In 2008, Escopeta Oil President Danny Davis lamented the tax code changes that affected the drilling industry in an open editorial. This editorial was written in 2008, an era when oil prices were spiking as high as $140 per barrel. At that time, Danny Davis wrote, “Congress passed new tax laws in 1982 that reduced the tax write-off available to oil companies and investors for initial drilling investment expenses from 100 percent to just 65 percent. Our elected officials also chopped the tax credits known as depletion allowances from 27.5 percent to a cap of 15 percent. “[1] This was his rationale for explaining the 60% decline in domestic drilling between 1981 and 2008. This was also a period when there were a large number of bills before Congress for economic stimulus and energy subsidies.[2]

Not to parrot Sarah Palin’s, “Drill, Baby, Drill” stance, but domestic oil production certainly plays a part in energy independence for the United States. At a time when a company like BP – granted a major player in the oil and gas industry – is posting a quarterly profit of $7.7 Billion, it would seem impertinent to suggest it is not profitable to drill an oil well without tax write-offs.

While the U.S. should be supporting domestic oil and gas production, as well as alternative energies, it should not be at the expense of other U.S. domestic enterprises. In 2006, Escopeta Oil applied for and received a waiver to the Jones Act to allow the shipping of a jackup oil rig from the Gulf of Mexico to Alaska on a foreign flag heavylift ship. Due to operational considerations, said shipment did not occur and the Jones Act waiver subsequently expired. Despite assurances from Crowley Maritime Corporation to the Maritime Administration (MARAD) that they had the U.S. flag resources available, Escopeta Oil shipped their oil rig from the Gulf of Mexico to Alaska on a Chinese flagged vessel in March 2011.[3]
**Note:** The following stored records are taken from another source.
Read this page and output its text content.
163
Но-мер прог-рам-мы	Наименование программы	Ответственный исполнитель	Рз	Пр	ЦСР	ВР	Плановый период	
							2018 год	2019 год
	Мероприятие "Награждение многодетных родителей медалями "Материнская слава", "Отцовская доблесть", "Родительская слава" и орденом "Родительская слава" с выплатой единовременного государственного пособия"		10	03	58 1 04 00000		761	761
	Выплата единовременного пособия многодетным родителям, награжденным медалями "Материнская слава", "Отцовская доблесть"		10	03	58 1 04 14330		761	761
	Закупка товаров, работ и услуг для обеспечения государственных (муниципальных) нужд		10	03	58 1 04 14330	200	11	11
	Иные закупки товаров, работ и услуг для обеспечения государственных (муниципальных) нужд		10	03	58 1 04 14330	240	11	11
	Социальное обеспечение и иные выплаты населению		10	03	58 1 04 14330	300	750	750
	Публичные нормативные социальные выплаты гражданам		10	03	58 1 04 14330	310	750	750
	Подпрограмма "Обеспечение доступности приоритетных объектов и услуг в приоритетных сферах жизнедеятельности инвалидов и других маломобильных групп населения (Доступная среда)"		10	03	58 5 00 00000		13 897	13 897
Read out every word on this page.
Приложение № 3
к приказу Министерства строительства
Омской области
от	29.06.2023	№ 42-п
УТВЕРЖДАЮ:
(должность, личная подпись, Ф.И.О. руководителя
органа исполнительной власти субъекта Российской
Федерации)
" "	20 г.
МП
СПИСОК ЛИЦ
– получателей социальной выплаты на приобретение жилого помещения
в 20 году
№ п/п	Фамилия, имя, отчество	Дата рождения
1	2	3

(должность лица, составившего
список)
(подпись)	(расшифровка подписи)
Many maritime companies, organizations and advocacy groups such as Strong Ships for America[4] decried this willful violation of the Jones Act. In October 2011, U.S. Customs and Border Protection (CBP) assessed a fine of $15 Million against Escopeta Oil for this violation. Despite attempts to mitigate this fine, CBP’s Chief of Penalty Branch, John Connors recently wrote, “we find the facts of the case support the conclusion that the Jones Act violation was deliberate, and thus aggravated.” He also acknowledged that Escopeta Oil was under pressure to get the rig to Alaska in order to receive a $25 Million tax credit.

In the end, it would appear that Escopeta Oil stands to profit $10 Million from this violation of the Jones Act – a profit made at the particular expense of the U.S. Merchant Marine. Not only have U.S. mariners lost the opportunity for employment in this case, but $10 Million of their tax dollars will be going to Escopeta Oil.